How to Plan a Family Mission Trip
By Greg Asimakoupoulos
Dan Prout, Executive Director of Sierra Ministries International, offers the following advice to families with an interest in going on “a vacation with a purpose.”
1. Start out with a modest involvement. Plan a trip that’s long enough to get involved in the culture you work with, but not so long that homesickness sets in. Consider travel time as well. If you need a day or two to get somewhere, factor that in. A trip that lasts a week to nine days is a good starting point.
2. Plan to be far enough away so that you have clear separation from your home. If it lingers in anyone’s mind that “we could all be home in our own beds by dark” the dynamics of the experience will be undermined.

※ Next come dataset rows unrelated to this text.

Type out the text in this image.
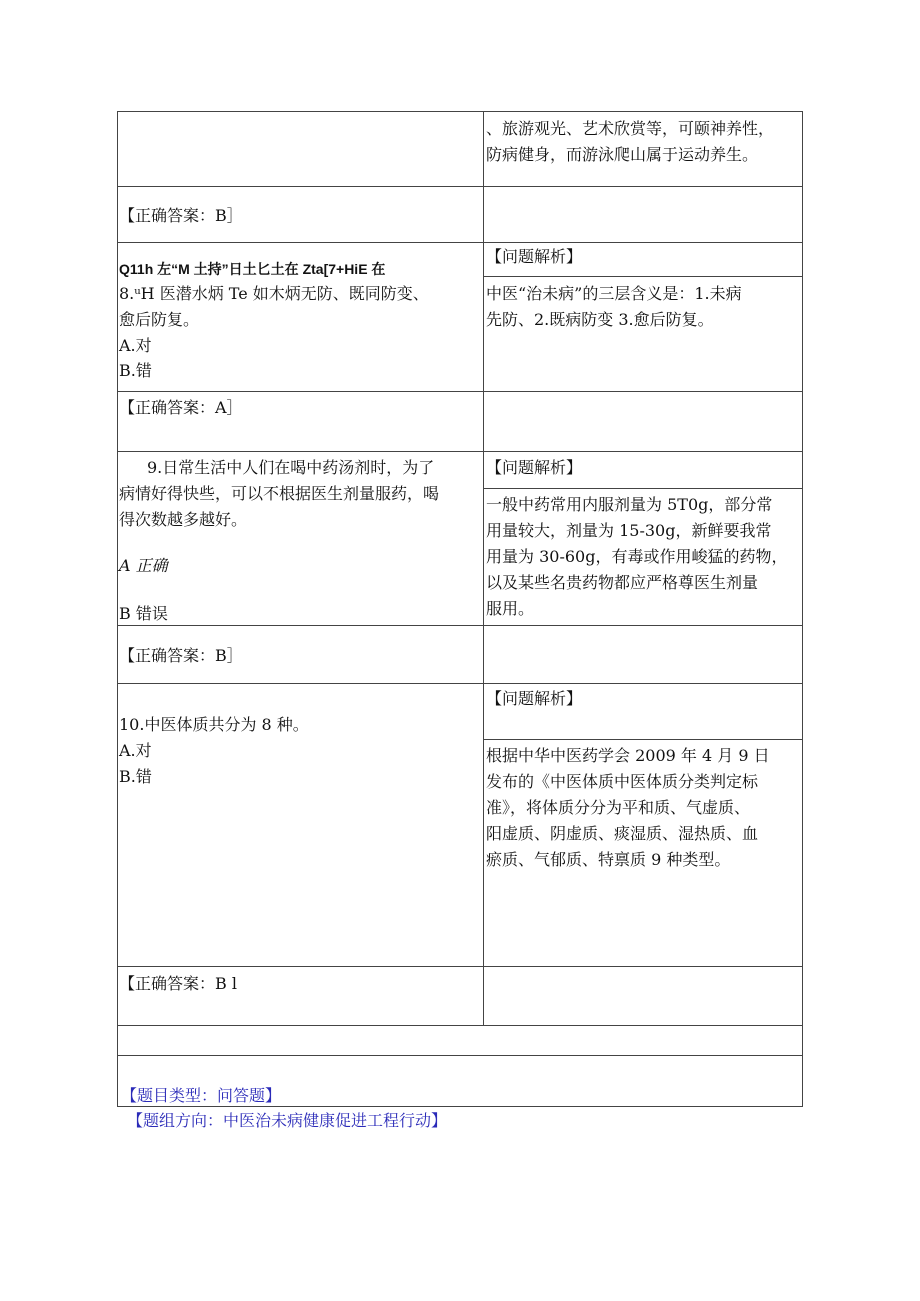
、旅游观光、艺术欣赏等，可颐神养性，
防病健身，而游泳爬山属于运动养生。
【正确答案：B］
Q11h 左“M 土持”日土匕土在 Zta[7+HiE 在
【问题解析】
8.ᵘH 医潜水炳 Te 如木炳无防、既同防变、
愈后防复。
A.对
B.错
中医“治未病”的三层含义是：1.未病
先防、2.既病防变 3.愈后防复。
【正确答案：A］
9.日常生活中人们在喝中药汤剂时，为了
病情好得快些，可以不根据医生剂量服药，喝
得次数越多越好。
A 正确
B 错误
【问题解析】
一般中药常用内服剂量为 5T0g，部分常
用量较大，剂量为 15-30g，新鲜要我常
用量为 30-60g，有毒或作用峻猛的药物，
以及某些名贵药物都应严格尊医生剂量
服用。
【正确答案：B］
【问题解析】
10.中医体质共分为 8 种。
A.对
B.错
根据中华中医药学会 2009 年 4 月 9 日
发布的《中医体质中医体质分类判定标
准》，将体质分分为平和质、气虚质、
阳虚质、阴虚质、痰湿质、湿热质、血
瘀质、气郁质、特禀质 9 种类型。
【正确答案：B l
【题目类型：问答题】
【题组方向：中医治未病健康促进工程行动】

3. Look for an organization that understands a family mission trip will have different goals than a mission team comprised of high-school-age youth. Realize that parents will not be free from parenting on the trip. Approach the trip as an opportunity for the family to be together, not making unreasonable expectations for yourselves or your children as to how much you are going to get accomplished at your mission site. Children will need care since they are in an unfamiliar place, both physically and psychologically.
4. If you do not adequately speak the host country language, ask if the organization has a representative who can meet you at the border (or other nearby location) to escort you to your ministry site. Your first day in the new country will be a memorable one
and you do not want to have it marred by frustration in finding your site.
5. If possible, ask another family to go on the mission trip with you. Having another set of playmates besides siblings can add excitement and variety to each day.